Question

How do you find the derivative of ${\left( {2x - 1} \right)^3}$?

Answer 1

Hint: In the given question we need to differentiate the given function. Firstly, we observe the nature of the given function and which rule of differentiation can be applied to it. For the above function we can apply chain rule of differentiation which is given by,
$\dfrac{d}{{dx}}\left[ {{{\left( {f(x)} \right)}^n}} \right] = n{\left( {f(x)} \right)^{n - 1}} \cdot \dfrac{d}{{dx}}f(x)$
So apply the chain rule for the above function to solve and obtain the required derivative.

Complete step by step solution:
Given the function of the form ${\left( {2x - 1} \right)^3}$ …… (1)
We are asked to find the derivative for the function given in the equation (1).
In this problem, we use the chain rule of differentiation to find the derivative.
The chain rule of differentiation is given by,
$\dfrac{d}{{dx}}\left[ {{{\left( {f(x)} \right)}^n}} \right] = n{\left( {f(x)} \right)^{n - 1}} \cdot \dfrac{d}{{dx}}f(x)$
Note the in the above question $f(x) = 2x - 1$ and $n = 3$.
Now applying the chain rule we get,
$\dfrac{d}{{dx}}\left[ {{{\left( {2x - 1} \right)}^3}} \right] = 3 \cdot {\left( {2x - 1} \right)^{3 - 1}} \cdot \dfrac{d}{{dx}}(2x - 1)$ …… (2)
So now we find out the derivative of the function $2x - 1$. i.e. to find out the $\dfrac{d}{{dx}}(2x - 1)$.
$\dfrac{d}{{dx}}(2x - 1) = \dfrac{d}{{dx}}(2x) - \dfrac{d}{{dx}}(1)$
We know that the derivative of a constant term is zero. Hence, $\dfrac{d}{{dx}}(1) = 0$.
And $\dfrac{d}{{dx}}(2x) = 2$
Hence we get,
$ \Rightarrow \dfrac{d}{{dx}}(2x - 1) = \dfrac{d}{{dx}}(2x) - 0$
$ \Rightarrow \dfrac{d}{{dx}}(2x - 1) = 2$
Therefore the equation (2) becomes,
$ \Rightarrow \dfrac{d}{{dx}}\left[ {{{\left( {2x - 1} \right)}^3}} \right] = 3 \cdot {\left( {2x - 1} \right)^{3 - 1}} \cdot (2)$
Simplifying this we get,
$ \Rightarrow \dfrac{d}{{dx}}\left[ {{{\left( {2x - 1} \right)}^3}} \right] = 3 \cdot {\left( {2x - 1} \right)^2} \cdot (2)$
$ \Rightarrow \dfrac{d}{{dx}}\left[ {{{\left( {2x - 1} \right)}^3}} \right] = 6{\left( {2x - 1} \right)^2}$

Hence the derivative of the function ${\left( {2x - 1} \right)^3}$ is given by $6{\left( {2x - 1} \right)^2}$.

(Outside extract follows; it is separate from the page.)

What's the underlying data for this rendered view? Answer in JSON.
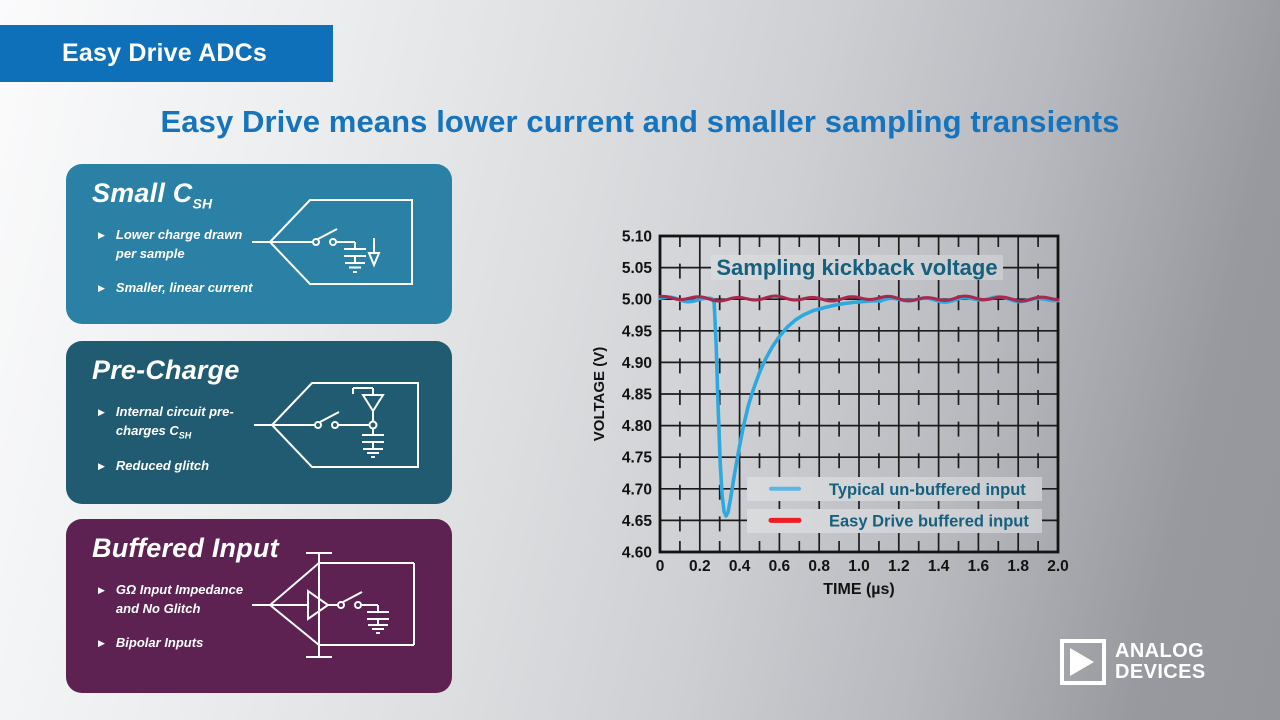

Note: Differentiation is a process of finding the derivative of a function. It is used to find the rates of change. The concept of differentiation also allows us to find the rate of change of the variable x with respect to the variable y.
Students must know the chain rule of differentiation and how to apply it to a given problem.
It is important to know which rule of differentiation can be applied, so that the given problem can be simplified.
The chain rule of differentiation is given by,
(1) $\dfrac{d}{{dx}}\left[ {{{\left( {f(x)} \right)}^n}} \right] = n{\left( {f(x)} \right)^{n - 1}} \cdot f'(x)$
(2) $\dfrac{d}{{dx}}\left[ {f\left( {g(x)} \right)} \right] = f'\left( {g(x)} \right) \cdot g'(x)$